Let's talk about kissing, specifically kissing games that, I am sure, have been around in some fashion since the dawn of time. We all (hopefully) had a turn playing Spin the Bottle or Truth or Dare. I remember going to a birthday party when I was around fourteen and six girls showed up and only one boy... we played Spin the Bottle and Truth or Dare and (looking back on it now) that boy must have been in complete Heaven. From what I remember of that day, most of us girls didn't even necessarily like him but he was the only male there and we fought over him like crazy.

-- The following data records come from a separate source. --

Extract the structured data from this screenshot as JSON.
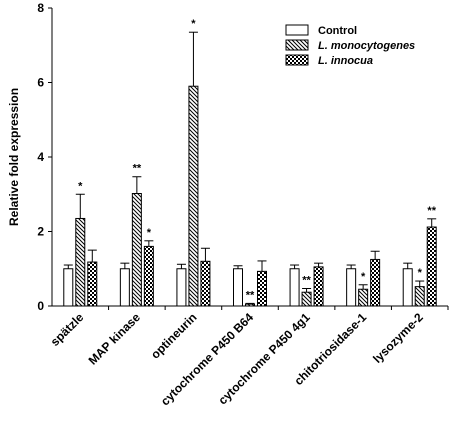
{
  "chart_data": {
    "type": "bar",
    "ylabel": "Relative fold expression",
    "xlabel": "",
    "title": "",
    "ylim": [
      0,
      8
    ],
    "yticks": [
      0,
      2,
      4,
      6,
      8
    ],
    "legend_position": "top-right",
    "grid": false,
    "categories": [
      "spätzle",
      "MAP kinase",
      "optineurin",
      "cytochrome P450 B64",
      "cytochrome P450 4g1",
      "chitotriosidase-1",
      "lysozyme-2"
    ],
    "series": [
      {
        "name": "Control",
        "pattern": "plain",
        "values": [
          1.0,
          1.0,
          1.0,
          1.0,
          1.0,
          1.0,
          1.0
        ],
        "errors": [
          0.1,
          0.15,
          0.12,
          0.08,
          0.1,
          0.1,
          0.15
        ],
        "significance": [
          "",
          "",
          "",
          "",
          "",
          "",
          ""
        ]
      },
      {
        "name": "L. monocytogenes",
        "pattern": "hatch",
        "values": [
          2.35,
          3.02,
          5.9,
          0.05,
          0.37,
          0.45,
          0.52
        ],
        "errors": [
          0.65,
          0.45,
          1.45,
          0.02,
          0.1,
          0.12,
          0.15
        ],
        "significance": [
          "*",
          "**",
          "*",
          "**",
          "**",
          "*",
          "*"
        ]
      },
      {
        "name": "L. innocua",
        "pattern": "checker",
        "values": [
          1.18,
          1.6,
          1.2,
          0.93,
          1.05,
          1.25,
          2.12
        ],
        "errors": [
          0.32,
          0.15,
          0.35,
          0.28,
          0.1,
          0.22,
          0.22
        ],
        "significance": [
          "",
          "*",
          "",
          "",
          "",
          "",
          "**"
        ]
      }
    ]
  },
  "colors": {
    "axis": "#000000",
    "bar_fill": "#ffffff",
    "pattern": "#000000"
  }
}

This might have been my first real look at the creature that is known as girl.
In Yonder, on Isabel’s sixteenth birthday, Samantha mentions that everyone should play Post Office. I first heard of Post Office when I was reading a play from the 1940s and the characters were talking about playing the game. Recently I was watching “Design for Living,” from 1933 and the main character is complaining about a game of Post Office. But what is this game and how is it played?
Well, the mechanics of this game are really simple: First you divide the group, boys in one room, girls in the other. A girl is chosen to visit the “Post Office,” and she then enters the room and gets to go down the line and kiss each boy before the next girl gets a go and so on. Now there are variations to this game, one I read about was that when the girl enters the room the lights are turned off. Another (my dad recalled to me,) was that the girl asks each boy if he wants “a kiss or a stamp.” If the boy answers 'stamp' the girl then stomps on his foot.

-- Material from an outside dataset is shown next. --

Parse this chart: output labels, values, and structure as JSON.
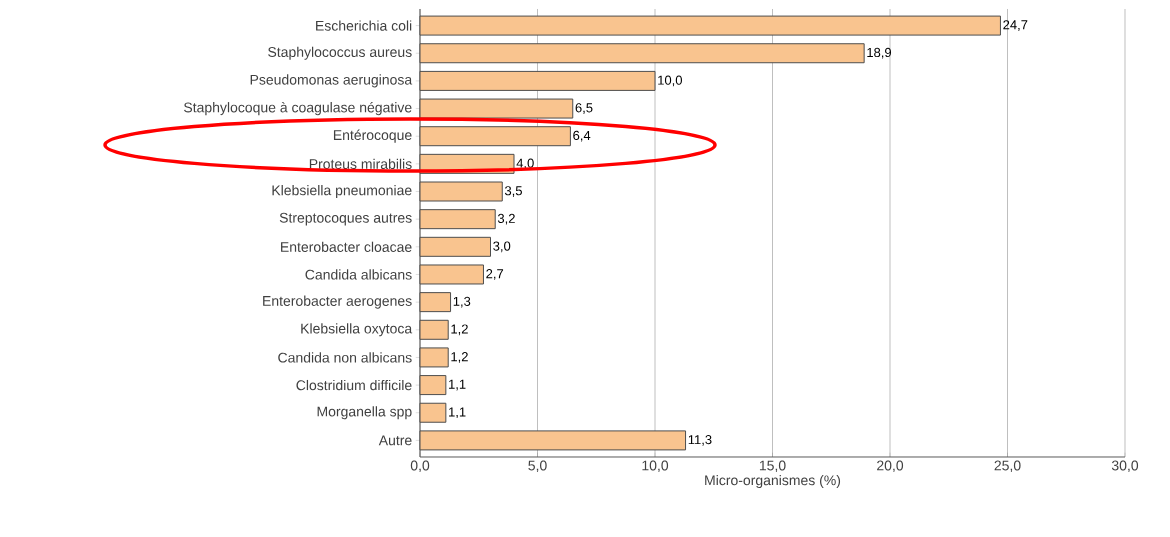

But Isabel and Samantha do not play Post Office, they play Chicken or Go instead- a game that is more mature and more daring. I will not go into how to play it, Samantha is the teacher in that scene but I will tell you this: The first time I saw Chicken or Go was when I was in New York City with some friends and one of them started playing Chicken or Go with the other in a joking fashion. It was only a minute or two that passed in my life years ago but as I was working on Yonder and (as if out of nowhere) I started typing about this game. I guess the memory of games like these just stick in your head and hold. We all remember our first kiss, be it from something like mistletoe, a playground or even Spin the Bottle. I guess my point is: that feeling of butterflies is something that remains universal.